5. Train Man by Nakano Hitori
This book is very different from the rest on this list, but after the previous epic I needed to detox a bit. I actually managed to finish this one over just two days, not more than four or five hours in total. Train Man tells the true story of a super geek from the video games/manga porn/electronics-infested depths of Akihabara, Tokyo, whose “age = years without a girlfriend.” The book itself is essentially a transcript of the chat forum where “Train” describes how he saved a girl from a belligerent drunk on a train, and subsequently seeks the advice of his fellow super geeks as he tries to get together with her, updating them constantly about his progress.

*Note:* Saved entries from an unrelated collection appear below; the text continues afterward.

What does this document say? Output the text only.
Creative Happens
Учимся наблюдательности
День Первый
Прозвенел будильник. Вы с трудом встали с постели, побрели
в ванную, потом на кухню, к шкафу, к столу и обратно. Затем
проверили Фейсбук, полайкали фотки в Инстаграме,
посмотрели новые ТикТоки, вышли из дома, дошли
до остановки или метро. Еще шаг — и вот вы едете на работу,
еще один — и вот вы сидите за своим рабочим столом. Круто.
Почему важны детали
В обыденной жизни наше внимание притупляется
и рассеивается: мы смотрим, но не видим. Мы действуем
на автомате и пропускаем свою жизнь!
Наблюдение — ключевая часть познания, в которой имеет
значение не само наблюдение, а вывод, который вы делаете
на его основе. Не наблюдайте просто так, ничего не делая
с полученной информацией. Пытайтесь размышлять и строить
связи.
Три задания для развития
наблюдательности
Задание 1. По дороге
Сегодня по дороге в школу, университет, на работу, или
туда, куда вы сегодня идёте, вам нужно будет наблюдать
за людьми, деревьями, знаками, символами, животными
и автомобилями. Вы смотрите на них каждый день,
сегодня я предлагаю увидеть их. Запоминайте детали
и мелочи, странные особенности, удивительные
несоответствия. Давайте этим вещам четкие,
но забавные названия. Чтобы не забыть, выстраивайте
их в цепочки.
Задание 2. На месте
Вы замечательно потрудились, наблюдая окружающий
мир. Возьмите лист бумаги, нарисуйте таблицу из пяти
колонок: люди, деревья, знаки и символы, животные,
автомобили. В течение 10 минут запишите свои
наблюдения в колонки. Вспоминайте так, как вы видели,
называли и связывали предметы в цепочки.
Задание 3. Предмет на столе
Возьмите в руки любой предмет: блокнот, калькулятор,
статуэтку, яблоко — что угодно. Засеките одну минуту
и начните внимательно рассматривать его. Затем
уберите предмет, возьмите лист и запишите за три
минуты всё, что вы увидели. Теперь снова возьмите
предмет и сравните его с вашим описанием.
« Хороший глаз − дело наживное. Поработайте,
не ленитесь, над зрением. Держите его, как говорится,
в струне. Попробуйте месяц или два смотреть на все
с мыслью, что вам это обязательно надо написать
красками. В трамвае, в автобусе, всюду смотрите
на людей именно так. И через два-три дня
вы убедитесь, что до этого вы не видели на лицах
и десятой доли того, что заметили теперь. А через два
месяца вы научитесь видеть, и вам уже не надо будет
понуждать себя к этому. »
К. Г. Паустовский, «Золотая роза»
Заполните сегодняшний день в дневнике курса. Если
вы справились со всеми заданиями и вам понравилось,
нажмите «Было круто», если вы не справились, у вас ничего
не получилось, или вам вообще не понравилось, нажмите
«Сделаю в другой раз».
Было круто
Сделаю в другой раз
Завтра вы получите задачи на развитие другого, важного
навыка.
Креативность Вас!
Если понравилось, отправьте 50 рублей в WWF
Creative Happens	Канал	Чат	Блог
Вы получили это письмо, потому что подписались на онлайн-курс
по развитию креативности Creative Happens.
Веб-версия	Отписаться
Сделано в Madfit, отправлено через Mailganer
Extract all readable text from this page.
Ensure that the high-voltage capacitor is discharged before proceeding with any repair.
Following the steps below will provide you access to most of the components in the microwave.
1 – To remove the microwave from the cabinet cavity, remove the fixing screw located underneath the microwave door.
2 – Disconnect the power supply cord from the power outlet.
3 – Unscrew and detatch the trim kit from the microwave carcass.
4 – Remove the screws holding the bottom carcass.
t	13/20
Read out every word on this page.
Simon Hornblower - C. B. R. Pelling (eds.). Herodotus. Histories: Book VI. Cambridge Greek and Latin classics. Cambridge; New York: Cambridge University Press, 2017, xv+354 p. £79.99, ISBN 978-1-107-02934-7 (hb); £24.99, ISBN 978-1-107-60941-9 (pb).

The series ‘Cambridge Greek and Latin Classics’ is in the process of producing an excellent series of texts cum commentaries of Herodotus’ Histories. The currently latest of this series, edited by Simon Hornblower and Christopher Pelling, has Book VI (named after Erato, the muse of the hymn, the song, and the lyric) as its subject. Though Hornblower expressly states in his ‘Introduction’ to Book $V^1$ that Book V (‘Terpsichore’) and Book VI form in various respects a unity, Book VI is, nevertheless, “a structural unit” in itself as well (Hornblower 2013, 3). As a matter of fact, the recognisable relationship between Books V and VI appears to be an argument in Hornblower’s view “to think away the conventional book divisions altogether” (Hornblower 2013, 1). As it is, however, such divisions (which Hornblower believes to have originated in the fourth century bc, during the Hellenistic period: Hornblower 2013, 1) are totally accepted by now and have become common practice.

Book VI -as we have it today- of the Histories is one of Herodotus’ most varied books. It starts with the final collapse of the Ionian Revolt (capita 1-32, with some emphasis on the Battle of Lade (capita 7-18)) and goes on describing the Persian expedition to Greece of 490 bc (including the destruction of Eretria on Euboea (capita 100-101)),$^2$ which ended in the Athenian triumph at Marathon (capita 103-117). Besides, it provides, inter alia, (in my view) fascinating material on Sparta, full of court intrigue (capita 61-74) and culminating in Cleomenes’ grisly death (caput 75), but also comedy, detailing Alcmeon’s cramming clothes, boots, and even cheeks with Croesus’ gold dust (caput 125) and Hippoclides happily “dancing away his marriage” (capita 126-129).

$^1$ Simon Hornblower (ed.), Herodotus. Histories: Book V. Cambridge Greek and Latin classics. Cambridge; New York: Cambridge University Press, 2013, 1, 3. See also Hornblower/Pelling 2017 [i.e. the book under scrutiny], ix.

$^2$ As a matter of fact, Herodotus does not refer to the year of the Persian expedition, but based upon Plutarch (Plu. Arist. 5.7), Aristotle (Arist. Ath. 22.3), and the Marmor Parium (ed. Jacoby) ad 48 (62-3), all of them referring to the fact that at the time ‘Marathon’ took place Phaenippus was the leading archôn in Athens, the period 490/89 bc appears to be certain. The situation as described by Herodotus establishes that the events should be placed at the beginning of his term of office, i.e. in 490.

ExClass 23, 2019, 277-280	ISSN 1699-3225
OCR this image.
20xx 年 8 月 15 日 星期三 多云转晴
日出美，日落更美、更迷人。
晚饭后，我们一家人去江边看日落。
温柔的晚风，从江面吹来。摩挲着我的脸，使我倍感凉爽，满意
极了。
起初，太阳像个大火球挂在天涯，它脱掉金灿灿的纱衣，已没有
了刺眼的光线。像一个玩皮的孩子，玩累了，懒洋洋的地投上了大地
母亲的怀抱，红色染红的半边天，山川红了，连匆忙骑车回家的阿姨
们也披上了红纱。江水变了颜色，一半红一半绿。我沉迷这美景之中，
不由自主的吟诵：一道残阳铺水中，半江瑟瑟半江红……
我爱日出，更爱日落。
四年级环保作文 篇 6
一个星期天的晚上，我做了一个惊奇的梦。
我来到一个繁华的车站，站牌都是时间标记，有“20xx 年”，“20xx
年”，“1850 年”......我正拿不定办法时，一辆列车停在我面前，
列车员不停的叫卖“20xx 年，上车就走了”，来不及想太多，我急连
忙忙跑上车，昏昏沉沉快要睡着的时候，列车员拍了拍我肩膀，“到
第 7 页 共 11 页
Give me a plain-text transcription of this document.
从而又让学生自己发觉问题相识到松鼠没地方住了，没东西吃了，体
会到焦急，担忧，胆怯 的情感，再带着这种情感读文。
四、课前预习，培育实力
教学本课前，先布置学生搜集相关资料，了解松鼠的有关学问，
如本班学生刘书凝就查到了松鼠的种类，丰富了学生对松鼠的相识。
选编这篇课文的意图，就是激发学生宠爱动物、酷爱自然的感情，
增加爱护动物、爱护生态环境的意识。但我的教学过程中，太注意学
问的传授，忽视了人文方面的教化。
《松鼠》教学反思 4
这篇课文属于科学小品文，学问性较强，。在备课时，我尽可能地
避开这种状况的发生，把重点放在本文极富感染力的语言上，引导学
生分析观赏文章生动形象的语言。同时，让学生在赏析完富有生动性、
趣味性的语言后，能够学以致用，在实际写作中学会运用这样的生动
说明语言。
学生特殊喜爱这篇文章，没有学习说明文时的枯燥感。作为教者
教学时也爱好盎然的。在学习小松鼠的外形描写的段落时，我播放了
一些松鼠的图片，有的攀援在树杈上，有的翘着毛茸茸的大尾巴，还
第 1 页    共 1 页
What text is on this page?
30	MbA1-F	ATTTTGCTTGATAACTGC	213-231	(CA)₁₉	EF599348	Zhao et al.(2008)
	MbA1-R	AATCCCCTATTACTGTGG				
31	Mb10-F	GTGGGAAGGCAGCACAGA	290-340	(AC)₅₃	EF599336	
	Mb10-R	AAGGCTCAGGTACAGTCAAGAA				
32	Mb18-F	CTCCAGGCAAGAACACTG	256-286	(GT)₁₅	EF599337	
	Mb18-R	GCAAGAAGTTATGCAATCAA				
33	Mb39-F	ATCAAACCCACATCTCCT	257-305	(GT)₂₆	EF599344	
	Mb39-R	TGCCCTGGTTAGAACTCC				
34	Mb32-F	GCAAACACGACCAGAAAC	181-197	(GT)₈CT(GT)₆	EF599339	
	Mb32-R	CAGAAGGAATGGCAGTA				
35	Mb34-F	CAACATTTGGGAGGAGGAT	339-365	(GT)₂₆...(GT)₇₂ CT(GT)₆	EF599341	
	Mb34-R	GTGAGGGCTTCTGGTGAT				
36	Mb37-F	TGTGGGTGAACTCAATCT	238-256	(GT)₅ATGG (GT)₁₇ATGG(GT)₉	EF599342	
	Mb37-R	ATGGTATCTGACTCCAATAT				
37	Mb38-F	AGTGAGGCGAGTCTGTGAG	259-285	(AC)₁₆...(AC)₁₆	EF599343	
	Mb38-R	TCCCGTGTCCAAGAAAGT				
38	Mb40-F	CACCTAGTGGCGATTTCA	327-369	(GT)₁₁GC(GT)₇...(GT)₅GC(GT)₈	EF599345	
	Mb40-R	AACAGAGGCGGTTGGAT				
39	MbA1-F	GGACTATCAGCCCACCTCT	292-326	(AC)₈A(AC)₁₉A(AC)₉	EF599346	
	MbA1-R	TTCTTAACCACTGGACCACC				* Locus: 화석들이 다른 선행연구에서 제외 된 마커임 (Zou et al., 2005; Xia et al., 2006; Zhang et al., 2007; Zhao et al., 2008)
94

I thought Train Man was a really cute story, and knowing that it all happened in real time made my nerdy side glow with pride. Just as all the forlorn girlfriend-less geeks rallied behind Train, cheering him on and delighting in his successes as a distraction from their own failures, simply reading the chat log you can’t help but feel like a small part of the action. Train transforms from a super geek to a hero of all geeks, and in a way he kind of betrays them all for doing so, but he also shows them they’re not all as hopeless as they thought. Nerds of the world, unite!
Well, that’s five, so I guess I don’t have to fear the printed medium any longer. I don’t have any books lined up to read next, so if my list reminds you of a book you think I’d enjoy, please do share! And to all the recent university graduates out there, I wish you all the best in your recovery!